Forse però la complessità dell’impresa in cui si è infilato Musk sfugge anche al suo promotore. Reinventare l’industria spaziale, creare da zero il brand di auto elettriche di maggior successo al mondo e trasformare Twitter in X sono state tre passeggiate, rispetto all’idea di costruire un’alternativa politica a democratici e repubblicani. Quell’inafferrabile “Third Party” che è sempre stato un’illusione dalla seconda metà dell’Ottocento a oggi. Le sfide impossibili sono quelle che più affascinano Musk, ma è probabilmente più facile portare su Marte un astronauta, che mandare al Congresso un senatore del Kentucky non affiliato ai due principali partiti.
Gli esempi che vengono più citati da quando Musk ha annunciato le proprie intenzioni riguardano le campagne presidenziali del passato. Ma non è il paragone giusto. È vero che i candidati “terzi” alla Casa Bianca hanno avuto talvolta effetti destabilizzanti, come nel caso più celebre, quello di Ross Perot che si infilò nel mezzo alla sfida del 1992 tra George H.W. Bush e Bill Clinton e riuscì a raccogliere un consenso sufficiente a farlo partecipare ai dibattiti presidenziali. Sia Perot, sia anni dopo Ralph Nader, un eterno candidato esterno ai due partiti, hanno avuto un qualche lieve effetto nel danneggiare uno dei due candidati mainstream. Ma non hanno cambiato la sostanza della competizione a due, così come non la cambiò nel 1968 George Wallace, quando riuscì nell’impresa di conquistare cinque stati del sud con il suo American Independent Party. La realtà è che la strada per la Casa Bianca è sbarrata per le terze parti, come si è visto di recente anche con la candidatura esterna di Robert J. Kennedy Jr., finita con un’alleanza con Trump e un posto da ministro.

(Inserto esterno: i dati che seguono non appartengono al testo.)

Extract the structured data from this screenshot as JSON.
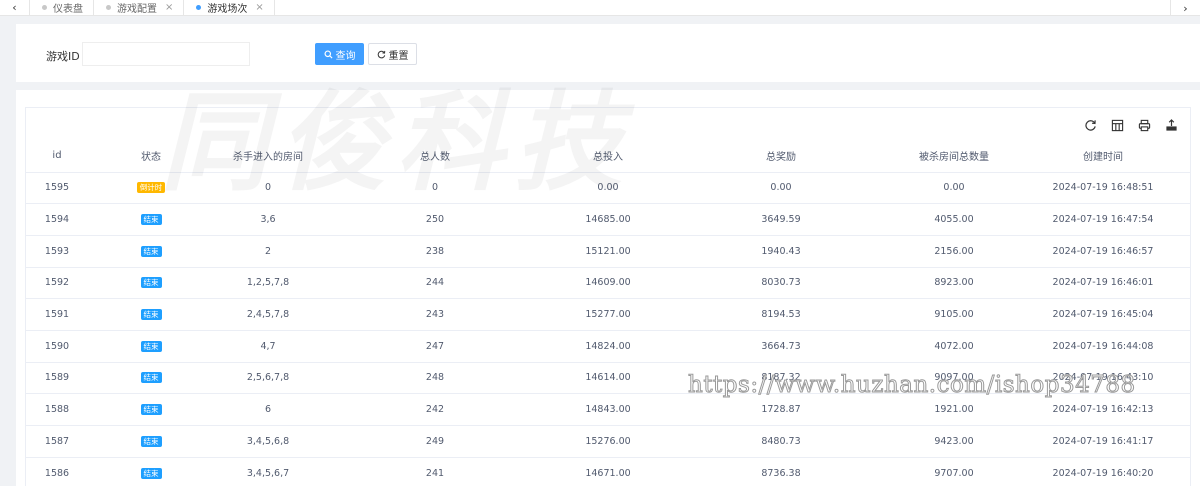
{
  "tabs": [
    {
      "label": "仪表盘",
      "active": false,
      "closable": false
    },
    {
      "label": "游戏配置",
      "active": false,
      "closable": true
    },
    {
      "label": "游戏场次",
      "active": true,
      "closable": true
    }
  ],
  "search": {
    "label": "游戏ID",
    "value": "",
    "placeholder": "",
    "query_label": "查询",
    "reset_label": "重置"
  },
  "table": {
    "columns": [
      "id",
      "状态",
      "杀手进入的房间",
      "总人数",
      "总投入",
      "总奖励",
      "被杀房间总数量",
      "创建时间"
    ],
    "rows": [
      {
        "id": "1595",
        "status": "倒计时",
        "status_color": "#ffb800",
        "rooms": "0",
        "players": "0",
        "invest": "0.00",
        "reward": "0.00",
        "killed": "0.00",
        "time": "2024-07-19 16:48:51"
      },
      {
        "id": "1594",
        "status": "结束",
        "status_color": "#1e9fff",
        "rooms": "3,6",
        "players": "250",
        "invest": "14685.00",
        "reward": "3649.59",
        "killed": "4055.00",
        "time": "2024-07-19 16:47:54"
      },
      {
        "id": "1593",
        "status": "结束",
        "status_color": "#1e9fff",
        "rooms": "2",
        "players": "238",
        "invest": "15121.00",
        "reward": "1940.43",
        "killed": "2156.00",
        "time": "2024-07-19 16:46:57"
      },
      {
        "id": "1592",
        "status": "结束",
        "status_color": "#1e9fff",
        "rooms": "1,2,5,7,8",
        "players": "244",
        "invest": "14609.00",
        "reward": "8030.73",
        "killed": "8923.00",
        "time": "2024-07-19 16:46:01"
      },
      {
        "id": "1591",
        "status": "结束",
        "status_color": "#1e9fff",
        "rooms": "2,4,5,7,8",
        "players": "243",
        "invest": "15277.00",
        "reward": "8194.53",
        "killed": "9105.00",
        "time": "2024-07-19 16:45:04"
      },
      {
        "id": "1590",
        "status": "结束",
        "status_color": "#1e9fff",
        "rooms": "4,7",
        "players": "247",
        "invest": "14824.00",
        "reward": "3664.73",
        "killed": "4072.00",
        "time": "2024-07-19 16:44:08"
      },
      {
        "id": "1589",
        "status": "结束",
        "status_color": "#1e9fff",
        "rooms": "2,5,6,7,8",
        "players": "248",
        "invest": "14614.00",
        "reward": "8187.32",
        "killed": "9097.00",
        "time": "2024-07-19 16:43:10"
      },
      {
        "id": "1588",
        "status": "结束",
        "status_color": "#1e9fff",
        "rooms": "6",
        "players": "242",
        "invest": "14843.00",
        "reward": "1728.87",
        "killed": "1921.00",
        "time": "2024-07-19 16:42:13"
      },
      {
        "id": "1587",
        "status": "结束",
        "status_color": "#1e9fff",
        "rooms": "3,4,5,6,8",
        "players": "249",
        "invest": "15276.00",
        "reward": "8480.73",
        "killed": "9423.00",
        "time": "2024-07-19 16:41:17"
      },
      {
        "id": "1586",
        "status": "结束",
        "status_color": "#1e9fff",
        "rooms": "3,4,5,6,7",
        "players": "241",
        "invest": "14671.00",
        "reward": "8736.38",
        "killed": "9707.00",
        "time": "2024-07-19 16:40:20"
      }
    ]
  },
  "toolbar": {
    "icons": [
      "refresh-icon",
      "columns-icon",
      "print-icon",
      "export-icon"
    ]
  },
  "watermark": {
    "brand": "同俊科技",
    "url": "https://www.huzhan.com/ishop34788"
  }
}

Musk però non punta alle presidenziali, che gli sono precluse dalla Costituzione essendo nato all’estero. Il suo obiettivo è in apparenza meno ambizioso. Il ceo di Tesla ha detto di mirare a infiltrarsi e vincere in due o tre campagne decisive per il Senato e a far eleggere otto-dieci deputati, quanto basta per diventare l’ago della bilancia in uno scenario in cui i repubblicani hanno in entrambe le camere maggioranze risicate. Ma anche così, la montagna da scalare è enorme e finora ha visto solo rarissimi casi di successo tra chi ha cercato un percorso da indipendente. Fin dalla fondazione il sistema elettorale degli Stati Uniti scoraggia il proliferare di partiti. George Washington aveva messo in guardia contro i rischi di tenuta della democrazia che a suo dire si aprivano con più di due partiti e James Madison teorizzava che non fosse possibile mantenere la repubblica se si andava oltre i due schieramenti. La legge elettorale è da sempre pensata in questa ottica, con il suo sistema maggioritario a turno unico in collegi uninominali dove chi vince il cinquanta per cento dei voti più uno si prende tutto. Da decenni poi i piccoli partiti che hanno provato a scalzare il dominio di democratici e repubblicani si scontrano con la difficoltà di registrarsi in molti stati (ognuno ha le sue procedure), con le regole della Federal Election Commission e con la raccolta di fondi elettorali, che è collegata a meccanismi e presenza sul territorio strettamente controllati dalle macchine dei due partiti.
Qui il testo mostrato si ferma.